Идиотизм какой-то. Видимо, слово «идиотизм» начертано у меня на лбу огненными буквами. Иван принимается меня уговаривать.
– Я понимаю, все, что я говорю, звучит дико. Я тебя не знаю, ты меня не знаешь, поболтали и разошлись. И все же подумай. Все получится, я уверен. Я же не заставляю тебя написать бестселлер за месяц. Покатайся со мной туда-сюда, поезди на концерты, на презентации, посиди в студии на записи. Посмотри со стороны, что к чему. А я вспомню разных случаев из жизни – у меня их предостаточно. Материала хватит. Главное, грамотно все это скомпилировать – и вперед, в печать.
– Ну… я не знаю.
– Ясно. Хорошо, повернем проблему другой стороной. Сколько ты хочешь?
Тут я, честно говоря, совсем теряюсь.
– За что?
– Да за книгу же!
– Да… ну… я не знаю.
События, кажется, начинают происходить помимо моего в них участия.
Иван оживляется. Видимо, он думает, что я просто пытаюсь набить себе цену.
– По поводу бабла не волнуйся. Скажем так – я нанимаю тебя на работу. Не переживай, с основной тебе уходить не обязательно. Но я буду ежемесячно платить тебе зарплату. Или гонорар – если тебе такая формулировка больше нравится. Ты сейчас в своем этом… «Слухи.ру» сколько получаешь?
– Э… восемьсот.
– Евро?
– Долларов.
– Восемьсот баксов? – удивляется Иван. Он ерошит волосы и весело хохочет. – Это по нынешнему курсу… С ума сойти! И как ты живешь на эти деньги? Кладу тебе две тысячи в месяц, и за готовый текст еще пять-шесть.

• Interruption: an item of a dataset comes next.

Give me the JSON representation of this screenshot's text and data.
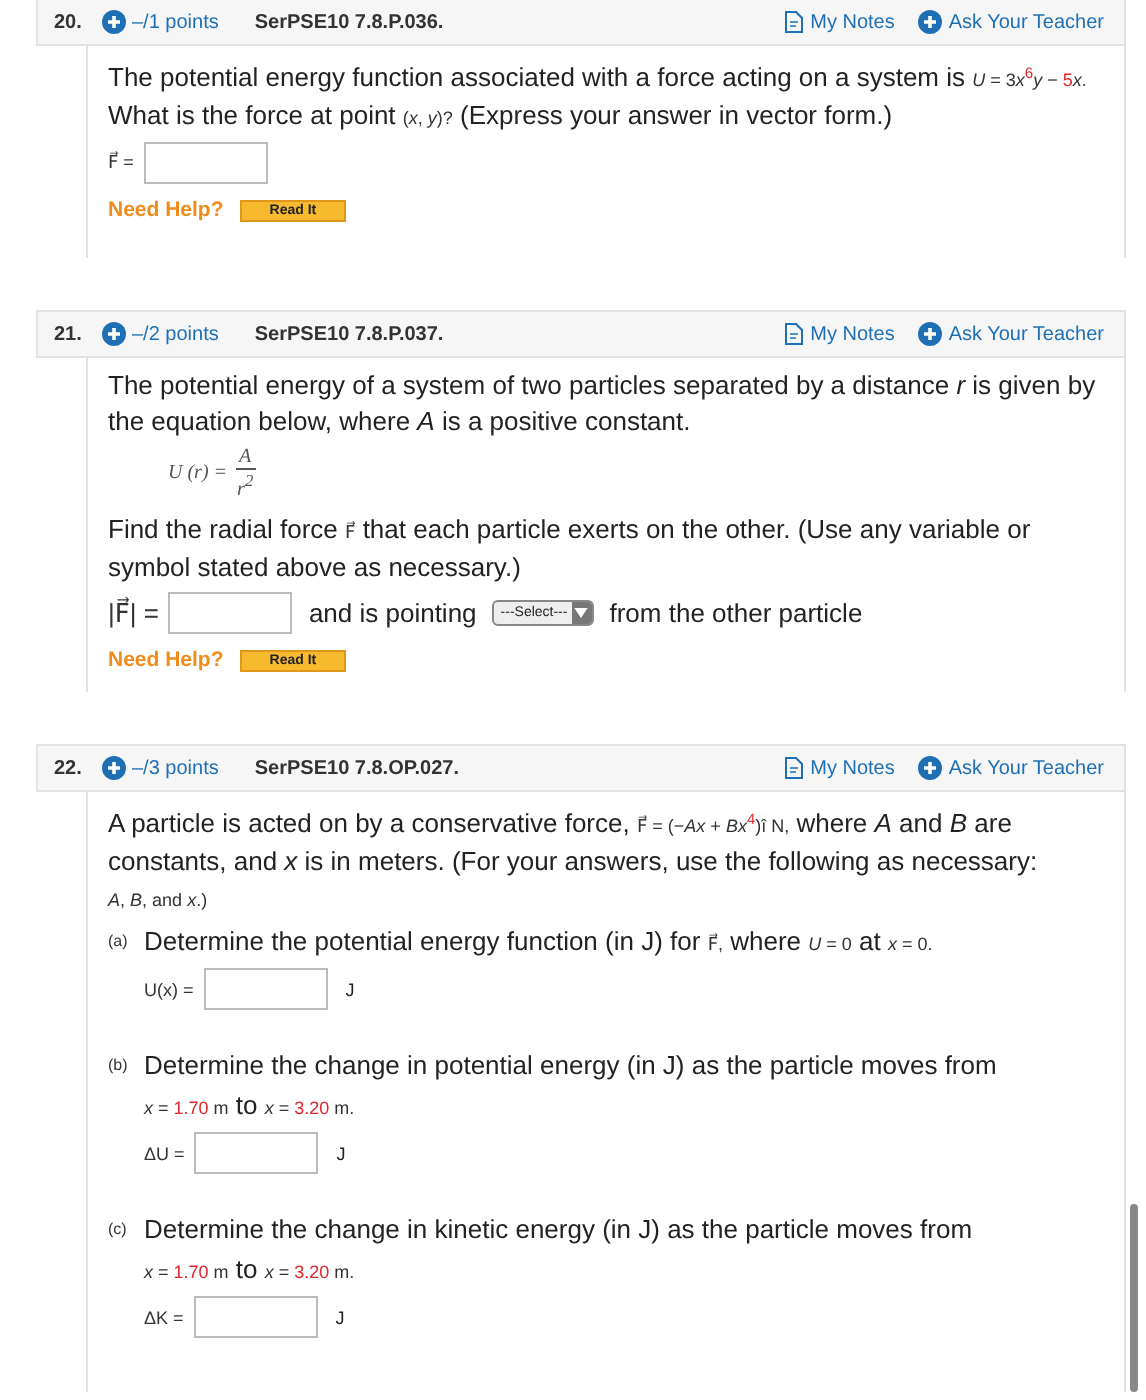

Плюс авторские, когда в издательство отдадим. Не знаю уж, сколько там выйдет. Ну и фамилия твоя, конечно, на обложке. Крупными буквами. Вместе с фотографией. Идет?

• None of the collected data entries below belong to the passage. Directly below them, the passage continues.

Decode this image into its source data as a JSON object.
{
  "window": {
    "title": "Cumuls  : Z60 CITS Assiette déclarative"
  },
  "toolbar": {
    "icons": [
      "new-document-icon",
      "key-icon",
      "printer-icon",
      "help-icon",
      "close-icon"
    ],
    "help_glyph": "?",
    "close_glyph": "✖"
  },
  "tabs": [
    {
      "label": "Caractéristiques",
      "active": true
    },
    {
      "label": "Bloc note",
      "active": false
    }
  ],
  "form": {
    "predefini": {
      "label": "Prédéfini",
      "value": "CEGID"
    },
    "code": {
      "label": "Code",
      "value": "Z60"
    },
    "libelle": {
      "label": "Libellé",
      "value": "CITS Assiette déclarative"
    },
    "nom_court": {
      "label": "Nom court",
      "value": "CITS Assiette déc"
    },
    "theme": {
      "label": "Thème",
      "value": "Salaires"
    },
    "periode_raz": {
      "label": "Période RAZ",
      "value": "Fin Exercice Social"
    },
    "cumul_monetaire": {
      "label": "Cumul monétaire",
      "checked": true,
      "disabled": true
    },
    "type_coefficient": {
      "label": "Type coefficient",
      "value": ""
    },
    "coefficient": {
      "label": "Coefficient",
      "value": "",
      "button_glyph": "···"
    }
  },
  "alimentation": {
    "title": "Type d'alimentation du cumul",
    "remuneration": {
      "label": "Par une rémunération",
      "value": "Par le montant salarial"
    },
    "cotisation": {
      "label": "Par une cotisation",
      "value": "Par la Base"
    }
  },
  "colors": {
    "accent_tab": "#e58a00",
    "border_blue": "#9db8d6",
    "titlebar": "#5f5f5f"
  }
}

Я увидела его впервые в прошлые выходные. Шел вялый летний дождь, от которого на поверхности мелких лужиц вспучивались пузыри. Слякоть заползала в туфли. Стоя у входа в недавно открытый выставочный зал, я думала только о том, чтобы не замочить фотоаппарат. Аппаратура была не моя – казенная, видавшая виды, но все же дорогая. Обращаться с ней я, честно говоря, умею не особо, но так как в начале августа после сокращения штата в два раза наш фотограф был уволен, главная редакторша решила, что корреспондент женского сетевого журнала вполне может стать фотокорреспондентом. За те же деньги, разумеется.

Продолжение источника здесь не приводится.